All of these are, in significant parts, what are called "lifestyle diseases.'' If as much time and energy was spent worrying about them as is spent fretting over gun control, lots of lives could be saved.

Even a 10 percent reduction in deaths from heart disease would save more people than eliminating all deaths from motor-vehicle accidents and firearm homicides combined. The latter deaths, of course, are impossible to zero out no matter what is done. The former is something about which we might be able to do something.

So is the flu. Flu and pneumonia, according to the CDC, kill more than 61,000 people per year.

If the people intent on trying to ban guns in this country put the time, energy and money they spend on that issue into seeing that the old, the young and the infirm got flu shots, they might be able to save more lives than they would by totally eliminating homicide by firearm.

And the reality is that banning firearms is a stupid, utopian idea. Yes, it would make the world a safer place, unless you're the guy with a grizzly bear's teeth already in your leg or a single woman confronting a man with a knife in your home.

Guns aren't bad things or good things.

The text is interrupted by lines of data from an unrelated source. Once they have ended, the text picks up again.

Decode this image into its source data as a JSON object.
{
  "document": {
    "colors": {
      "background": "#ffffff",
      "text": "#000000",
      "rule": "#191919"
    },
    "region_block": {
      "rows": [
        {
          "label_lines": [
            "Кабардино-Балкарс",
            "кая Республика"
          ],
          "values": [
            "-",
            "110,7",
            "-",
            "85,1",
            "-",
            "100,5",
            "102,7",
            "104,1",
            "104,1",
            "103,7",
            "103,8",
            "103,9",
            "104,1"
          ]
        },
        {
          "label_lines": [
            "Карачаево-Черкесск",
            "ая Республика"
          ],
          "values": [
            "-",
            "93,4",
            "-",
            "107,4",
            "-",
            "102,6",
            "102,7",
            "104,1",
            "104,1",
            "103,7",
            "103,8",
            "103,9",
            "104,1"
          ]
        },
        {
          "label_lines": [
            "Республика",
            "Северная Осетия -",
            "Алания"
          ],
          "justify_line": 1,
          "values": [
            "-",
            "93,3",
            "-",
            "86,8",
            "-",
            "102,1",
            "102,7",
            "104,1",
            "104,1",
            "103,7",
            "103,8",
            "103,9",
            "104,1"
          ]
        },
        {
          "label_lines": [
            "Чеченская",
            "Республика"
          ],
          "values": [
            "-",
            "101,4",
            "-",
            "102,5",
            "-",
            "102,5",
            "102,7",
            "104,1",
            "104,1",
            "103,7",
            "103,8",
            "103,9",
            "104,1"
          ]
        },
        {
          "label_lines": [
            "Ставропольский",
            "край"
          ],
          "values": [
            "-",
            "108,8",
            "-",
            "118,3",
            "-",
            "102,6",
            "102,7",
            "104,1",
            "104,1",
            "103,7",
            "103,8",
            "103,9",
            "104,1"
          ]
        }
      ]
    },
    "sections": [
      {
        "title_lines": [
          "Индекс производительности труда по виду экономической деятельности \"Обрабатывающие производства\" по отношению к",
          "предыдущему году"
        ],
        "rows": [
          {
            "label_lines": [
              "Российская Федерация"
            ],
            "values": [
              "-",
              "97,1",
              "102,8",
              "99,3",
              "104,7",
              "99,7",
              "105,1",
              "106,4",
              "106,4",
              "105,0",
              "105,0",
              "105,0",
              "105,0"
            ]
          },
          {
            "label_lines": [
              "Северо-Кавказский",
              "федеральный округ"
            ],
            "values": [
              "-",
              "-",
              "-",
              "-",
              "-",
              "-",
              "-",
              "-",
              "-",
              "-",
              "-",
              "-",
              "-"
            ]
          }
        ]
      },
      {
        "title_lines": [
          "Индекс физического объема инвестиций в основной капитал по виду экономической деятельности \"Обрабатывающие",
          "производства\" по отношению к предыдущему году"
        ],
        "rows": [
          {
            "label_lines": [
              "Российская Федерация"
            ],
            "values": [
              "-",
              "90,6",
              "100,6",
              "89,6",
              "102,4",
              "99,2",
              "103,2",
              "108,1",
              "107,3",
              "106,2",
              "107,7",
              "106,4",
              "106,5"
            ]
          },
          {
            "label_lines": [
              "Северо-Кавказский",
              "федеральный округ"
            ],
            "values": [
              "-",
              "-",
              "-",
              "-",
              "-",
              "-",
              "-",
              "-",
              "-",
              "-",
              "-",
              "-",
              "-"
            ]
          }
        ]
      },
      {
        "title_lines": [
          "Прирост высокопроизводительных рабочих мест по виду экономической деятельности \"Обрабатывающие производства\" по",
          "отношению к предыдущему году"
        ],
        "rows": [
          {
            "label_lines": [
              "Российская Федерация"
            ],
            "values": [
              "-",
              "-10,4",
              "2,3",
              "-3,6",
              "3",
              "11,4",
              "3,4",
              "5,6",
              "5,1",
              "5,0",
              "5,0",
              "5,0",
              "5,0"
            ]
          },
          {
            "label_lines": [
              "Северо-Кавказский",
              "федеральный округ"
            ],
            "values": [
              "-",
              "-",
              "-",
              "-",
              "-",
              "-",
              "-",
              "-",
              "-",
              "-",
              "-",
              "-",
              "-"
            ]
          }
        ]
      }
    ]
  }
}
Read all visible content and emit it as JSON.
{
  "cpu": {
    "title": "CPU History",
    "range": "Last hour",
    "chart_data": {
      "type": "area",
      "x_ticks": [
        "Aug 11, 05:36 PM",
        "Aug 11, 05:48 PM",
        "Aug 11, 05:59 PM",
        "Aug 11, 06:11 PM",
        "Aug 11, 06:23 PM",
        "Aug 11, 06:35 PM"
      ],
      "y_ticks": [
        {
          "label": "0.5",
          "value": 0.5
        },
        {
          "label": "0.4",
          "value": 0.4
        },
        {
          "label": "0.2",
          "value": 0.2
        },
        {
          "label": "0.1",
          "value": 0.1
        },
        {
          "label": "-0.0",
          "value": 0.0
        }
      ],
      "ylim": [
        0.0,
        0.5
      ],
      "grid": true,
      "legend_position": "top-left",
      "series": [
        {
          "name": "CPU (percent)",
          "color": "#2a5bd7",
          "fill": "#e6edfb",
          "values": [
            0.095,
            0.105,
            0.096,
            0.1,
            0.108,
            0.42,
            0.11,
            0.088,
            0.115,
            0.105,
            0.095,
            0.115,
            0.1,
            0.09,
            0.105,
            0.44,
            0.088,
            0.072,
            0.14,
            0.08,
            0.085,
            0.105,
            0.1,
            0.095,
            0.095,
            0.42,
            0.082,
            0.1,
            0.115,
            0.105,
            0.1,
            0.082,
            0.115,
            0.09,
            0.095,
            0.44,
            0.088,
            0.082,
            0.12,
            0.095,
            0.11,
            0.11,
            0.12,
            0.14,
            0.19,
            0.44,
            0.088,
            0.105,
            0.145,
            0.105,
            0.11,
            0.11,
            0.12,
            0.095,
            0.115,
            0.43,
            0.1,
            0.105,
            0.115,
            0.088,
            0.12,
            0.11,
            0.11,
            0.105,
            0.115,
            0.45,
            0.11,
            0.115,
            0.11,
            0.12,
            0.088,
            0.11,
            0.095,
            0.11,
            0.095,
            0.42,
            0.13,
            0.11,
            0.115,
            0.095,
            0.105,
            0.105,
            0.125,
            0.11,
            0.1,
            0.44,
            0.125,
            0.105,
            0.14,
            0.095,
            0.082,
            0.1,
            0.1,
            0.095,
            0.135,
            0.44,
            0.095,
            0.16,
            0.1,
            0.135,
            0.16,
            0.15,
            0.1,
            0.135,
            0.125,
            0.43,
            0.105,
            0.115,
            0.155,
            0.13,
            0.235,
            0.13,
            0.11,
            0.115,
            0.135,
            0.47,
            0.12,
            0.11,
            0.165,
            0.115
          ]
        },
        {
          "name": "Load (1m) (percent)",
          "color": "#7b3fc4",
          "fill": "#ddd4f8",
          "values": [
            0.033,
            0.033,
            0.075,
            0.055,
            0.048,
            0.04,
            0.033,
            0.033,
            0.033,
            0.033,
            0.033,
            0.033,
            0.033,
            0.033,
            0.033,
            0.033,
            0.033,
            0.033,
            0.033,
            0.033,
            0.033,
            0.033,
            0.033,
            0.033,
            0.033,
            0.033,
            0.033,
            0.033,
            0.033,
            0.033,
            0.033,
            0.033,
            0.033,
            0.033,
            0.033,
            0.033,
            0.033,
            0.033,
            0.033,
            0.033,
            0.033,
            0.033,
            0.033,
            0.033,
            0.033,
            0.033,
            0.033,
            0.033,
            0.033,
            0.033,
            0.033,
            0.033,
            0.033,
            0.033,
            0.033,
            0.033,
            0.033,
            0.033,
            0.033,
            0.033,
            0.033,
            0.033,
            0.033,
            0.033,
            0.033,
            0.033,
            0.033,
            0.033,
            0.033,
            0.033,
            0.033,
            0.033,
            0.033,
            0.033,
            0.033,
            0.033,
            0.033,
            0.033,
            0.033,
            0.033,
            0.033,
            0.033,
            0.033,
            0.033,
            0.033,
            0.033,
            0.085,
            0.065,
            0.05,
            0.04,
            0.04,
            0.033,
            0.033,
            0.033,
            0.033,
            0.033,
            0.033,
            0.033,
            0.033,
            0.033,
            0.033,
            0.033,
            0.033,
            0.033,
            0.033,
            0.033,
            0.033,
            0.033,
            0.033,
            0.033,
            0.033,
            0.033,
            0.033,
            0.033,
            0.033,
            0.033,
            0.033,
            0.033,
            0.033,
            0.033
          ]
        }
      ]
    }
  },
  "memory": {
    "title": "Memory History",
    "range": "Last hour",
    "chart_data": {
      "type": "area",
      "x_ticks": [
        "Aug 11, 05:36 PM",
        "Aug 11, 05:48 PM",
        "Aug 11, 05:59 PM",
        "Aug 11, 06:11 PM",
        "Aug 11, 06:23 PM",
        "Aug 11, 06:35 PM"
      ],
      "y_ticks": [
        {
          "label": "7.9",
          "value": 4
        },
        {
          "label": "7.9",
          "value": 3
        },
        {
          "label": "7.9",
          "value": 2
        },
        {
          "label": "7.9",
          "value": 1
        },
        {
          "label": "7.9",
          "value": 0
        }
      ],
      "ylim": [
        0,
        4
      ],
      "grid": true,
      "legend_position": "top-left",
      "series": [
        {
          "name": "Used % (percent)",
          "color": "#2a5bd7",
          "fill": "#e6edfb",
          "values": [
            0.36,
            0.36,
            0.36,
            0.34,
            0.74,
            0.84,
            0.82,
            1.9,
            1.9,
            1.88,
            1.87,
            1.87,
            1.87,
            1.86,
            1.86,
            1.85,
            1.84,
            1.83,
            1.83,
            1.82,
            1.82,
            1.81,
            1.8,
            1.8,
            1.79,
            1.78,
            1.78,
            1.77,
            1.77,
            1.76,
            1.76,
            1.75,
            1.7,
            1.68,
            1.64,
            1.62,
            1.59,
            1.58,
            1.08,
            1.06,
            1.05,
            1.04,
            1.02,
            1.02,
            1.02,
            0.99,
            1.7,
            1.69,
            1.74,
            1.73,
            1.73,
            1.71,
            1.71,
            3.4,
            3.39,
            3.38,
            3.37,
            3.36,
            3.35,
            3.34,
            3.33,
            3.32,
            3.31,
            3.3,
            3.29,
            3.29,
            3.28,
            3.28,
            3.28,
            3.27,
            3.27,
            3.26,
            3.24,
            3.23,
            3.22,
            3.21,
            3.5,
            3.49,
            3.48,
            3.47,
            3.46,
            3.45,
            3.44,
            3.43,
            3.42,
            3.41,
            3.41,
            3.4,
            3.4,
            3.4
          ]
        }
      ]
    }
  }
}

They're things, inanimate objects, chunks of metal with no will of their own.

They're really not the problem. We are.

We are a society in which solving problems with violence has become an almost accepted norm. Our entertainment is full of it. We celebrate gun violence on film.

And when someone acts this out in real life, we blame the gun. There is something wrong here, all right. I'm not sure it's firearms.